SETELAH PERDEBATAN DI meja makan, kuputuskan untuk mogok bicara dengan mama dan akan duduk di teras, ‘ngudut sepanjang malam. Aku emoh masuk ke dalam rumah, aku emoh melihat mama. Aku kesal bukan main dan tak terima, aku begitu menderita menggerutui Yogyakarta, sementara mama bersenang-senang dengan Aina di Jakarta, seharusnya kalau mama juga sayang pada Aina, kami berdua harus menanggung penderitaan itu bersama.
Sekitar jam 10 malam, guntur bergemuruh dan aku terperanjat dan kursi yang kududuki sedikit bergeser. Suara itu terdengar seperti suara bom meledak, senjata dikokang, dan teriakan minta tolong. Seolah-olah di balik lapisan langit ada yang berperang. Tak selang lama, angin malam mengikuti, menampar daun-daun pekarangan, menggoyang batang-batang pohon dan tumbuhan, sehingga tercipta desauan di sekitarku. Akan hujan, hujan pada permulaan Juni. Sesuatu yang dulunya langka, sekarang makin biasa.
Sejurus guntur itu, gadis yang bekerja membantu mama di rumah muncul, membawakan kopi dan asbak.
“Ra, sini dulu!” Begitu dia duduk di sampingku, aku sigap berkata, “Aina sering ke sini, ya?” Kataku dalam dialek Tobelo
Dia diam, mungkin mama melarangnya memberitahu kepadaku. “Mama sudah bilang Aina sering ke sini. Nggak perlu takut sama mama,” kataku lagi.
“Bukan mama yang larang, tapi Mbak Nana yang larang kasih tahu ke Kaka’ Billy,” katanya, pelan dan ragu.
Aku menggeleng pasrah.
“Keadaan mama gimana, Ra? Masih mengeluh keram kaki?”

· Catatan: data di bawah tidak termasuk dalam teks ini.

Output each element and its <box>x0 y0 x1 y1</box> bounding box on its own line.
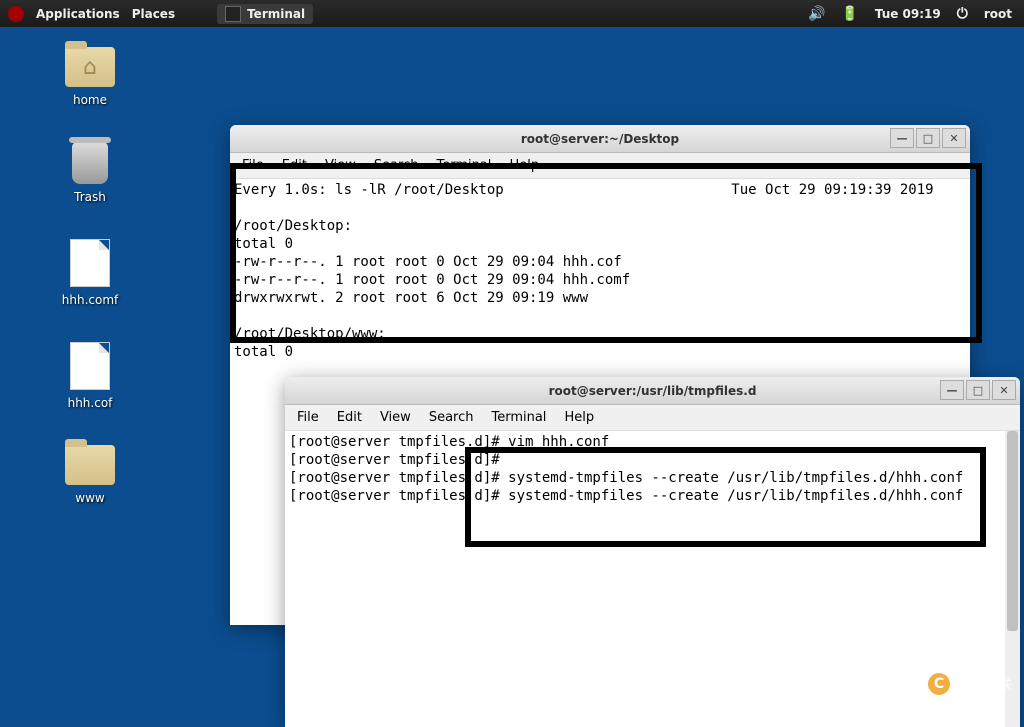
desktop[interactable]: home Trash hhh.comf hhh.cof www root@ser… <box>0 27 1024 707</box>
desktop-icon-hhh-cof[interactable]: hhh.cof <box>50 342 130 410</box>
desktop-icon-home[interactable]: home <box>50 47 130 107</box>
places-menu[interactable]: Places <box>132 7 175 21</box>
folder-icon <box>65 445 115 485</box>
menu-help[interactable]: Help <box>509 158 539 173</box>
menu-edit[interactable]: Edit <box>282 158 307 173</box>
titlebar[interactable]: root@server:/usr/lib/tmpfiles.d — □ ✕ <box>285 377 1020 405</box>
menu-terminal[interactable]: Terminal <box>491 410 546 425</box>
terminal-window-tmpfiles[interactable]: root@server:/usr/lib/tmpfiles.d — □ ✕ Fi… <box>285 377 1020 727</box>
watermark: C 创新互联 <box>928 673 1012 695</box>
trash-icon <box>72 142 108 184</box>
menu-search[interactable]: Search <box>429 410 474 425</box>
battery-icon[interactable]: 🔋 <box>841 6 858 22</box>
menu-terminal[interactable]: Terminal <box>436 158 491 173</box>
clock[interactable]: Tue 09:19 <box>875 7 941 21</box>
menu-help[interactable]: Help <box>564 410 594 425</box>
menubar: File Edit View Search Terminal Help <box>285 405 1020 431</box>
icon-label: Trash <box>50 190 130 204</box>
user-menu[interactable]: root <box>984 7 1012 21</box>
terminal-output[interactable]: Every 1.0s: ls -lR /root/Desktop Tue Oct… <box>230 179 970 363</box>
menu-search[interactable]: Search <box>374 158 419 173</box>
icon-label: hhh.cof <box>50 396 130 410</box>
top-panel: Applications Places Terminal 🔊 🔋 Tue 09:… <box>0 0 1024 27</box>
maximize-button[interactable]: □ <box>966 380 990 400</box>
home-folder-icon <box>65 47 115 87</box>
distro-logo-icon <box>8 6 24 22</box>
menu-file[interactable]: File <box>297 410 319 425</box>
scrollbar-thumb[interactable] <box>1007 431 1018 631</box>
window-title: root@server:~/Desktop <box>521 132 679 146</box>
terminal-output[interactable]: [root@server tmpfiles.d]# vim hhh.conf [… <box>285 431 1020 507</box>
menu-view[interactable]: View <box>380 410 411 425</box>
menu-file[interactable]: File <box>242 158 264 173</box>
close-button[interactable]: ✕ <box>942 128 966 148</box>
file-icon <box>70 239 110 287</box>
titlebar[interactable]: root@server:~/Desktop — □ ✕ <box>230 125 970 153</box>
file-icon <box>70 342 110 390</box>
watermark-text: 创新互联 <box>956 674 1012 694</box>
maximize-button[interactable]: □ <box>916 128 940 148</box>
icon-label: www <box>50 491 130 505</box>
desktop-icon-hhh-comf[interactable]: hhh.comf <box>50 239 130 307</box>
desktop-icon-trash[interactable]: Trash <box>50 142 130 204</box>
applications-menu[interactable]: Applications <box>36 7 120 21</box>
menu-edit[interactable]: Edit <box>337 410 362 425</box>
desktop-icons: home Trash hhh.comf hhh.cof www <box>50 47 130 505</box>
menubar: File Edit View Search Terminal Help <box>230 153 970 179</box>
watermark-logo-icon: C <box>928 673 950 695</box>
desktop-icon-www[interactable]: www <box>50 445 130 505</box>
taskbar-terminal[interactable]: Terminal <box>217 4 313 24</box>
icon-label: hhh.comf <box>50 293 130 307</box>
minimize-button[interactable]: — <box>940 380 964 400</box>
power-icon[interactable]: ⏻ <box>957 6 968 22</box>
menu-view[interactable]: View <box>325 158 356 173</box>
minimize-button[interactable]: — <box>890 128 914 148</box>
taskbar-label: Terminal <box>247 7 305 21</box>
icon-label: home <box>50 93 130 107</box>
close-button[interactable]: ✕ <box>992 380 1016 400</box>
window-title: root@server:/usr/lib/tmpfiles.d <box>549 384 757 398</box>
volume-icon[interactable]: 🔊 <box>808 6 825 22</box>
terminal-icon <box>225 6 241 22</box>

“Kalau itu, mungkin Mbak Nana yang tahu. Tapi, Kaka’, mama—,” suaranya tiba-tiba putus, ragu mengatakannya. “Mama sering mimpi beberapa malam terakhir ini, Kaka’. Kayaknya mimpi buruk, karena mama sering nyebut ‘Papa ... papa ... papa’.”

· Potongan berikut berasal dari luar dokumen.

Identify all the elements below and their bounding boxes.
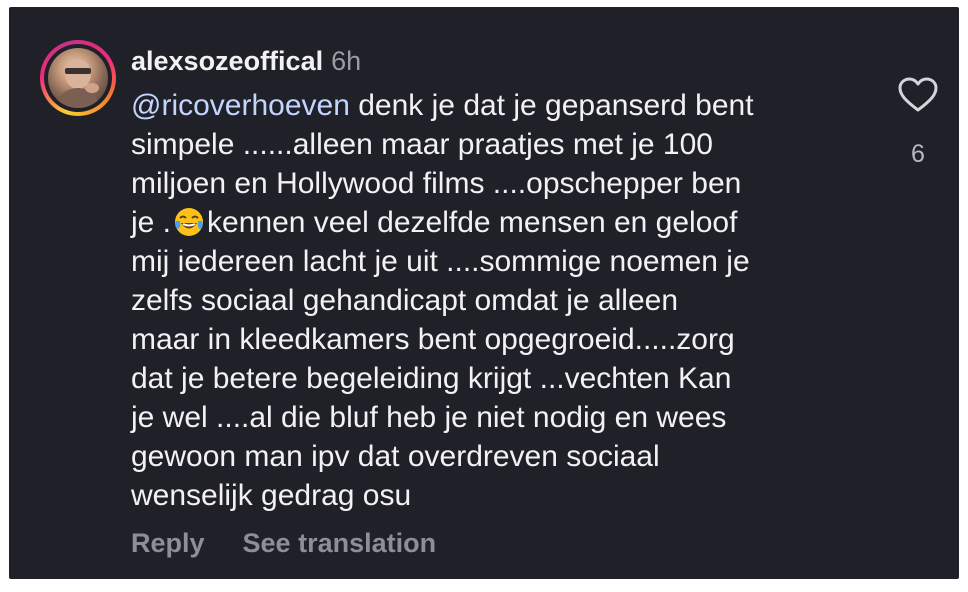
comment-header: alexsozeoffical 6h	[131, 41, 361, 81]
heart-outline-icon[interactable]	[898, 77, 938, 113]
comment-card: alexsozeoffical 6h @ricoverhoeven denk je…	[9, 7, 959, 579]
like-area: 6	[889, 77, 947, 169]
comment-actions: Reply See translation	[131, 523, 436, 563]
mention-link[interactable]: @ricoverhoeven	[131, 89, 350, 122]
like-count: 6	[911, 140, 925, 168]
comment-text: @ricoverhoeven denk je dat je gepanserd …	[131, 89, 754, 512]
see-translation-button[interactable]: See translation	[243, 528, 437, 558]
timestamp: 6h	[331, 46, 362, 76]
reply-button[interactable]: Reply	[131, 528, 205, 558]
face-with-tears-of-joy-icon	[175, 208, 204, 236]
username[interactable]: alexsozeoffical	[131, 46, 323, 76]
avatar[interactable]	[40, 40, 116, 116]
avatar-photo	[48, 48, 108, 108]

“Kenapa nggak kasih tahu aku?”
“Dilarang mama, katanya jangan sampai Kaka’ Billy tahu soal mimpi itu. Tapi aku juga khawatir, Kaka’. Kalau mama mimpi, kadang-kadang mama teriak sampai kehabisan suara.”
Tanpa pikir panjang, aku meninggalkan teras menuju kamar mama.